Relative hazards of death from any cause among women treated in 2012 compared with prior years were estimated with Cox proportional hazard models. Model 1 estimates the relative hazards of diagnosis in 2012 compared with 2011, ignoring mortality time trends. Model 2 estimates the relative hazard of diagnosis in 2012 compared with prior years, adjusting for trends in mortality.

New England and east south central census division experienced a discontinuous increase in the frequency of women treated with neoadjuvant chemotherapy between 2011 and 2012. Women treated in these regions in 2012 had 41% greater odds of receiving neoadjuvant chemotherapy compared with prior years.

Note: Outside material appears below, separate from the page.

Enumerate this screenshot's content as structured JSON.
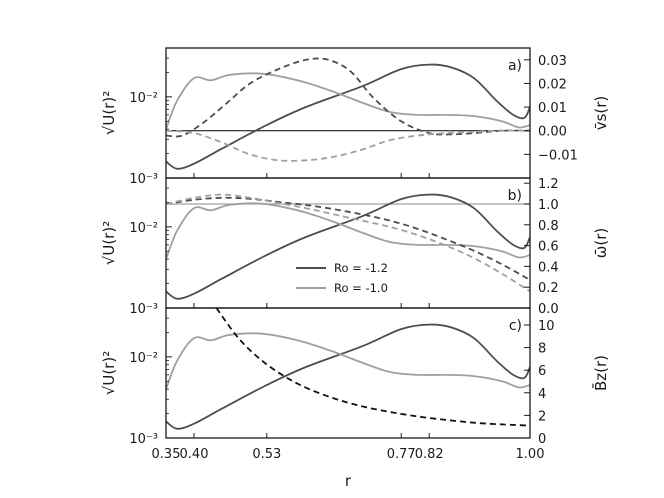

South Atlantic, west north central, and east north central census division are considered negative controls because the frequency of neoadjuvant chemotherapy in these regions did not change between 2011 and 2012.

§

P values were obtained from Wald tests comparing relative hazards between rapidly adopting regions and controls in a Cox proportional hazard difference-in-differences models.

Survival information is missing for one patient from New England and east south central census divisions, and two patients from South Atlantic, west north central, and east north central census divisions treated in 2011 and 2012.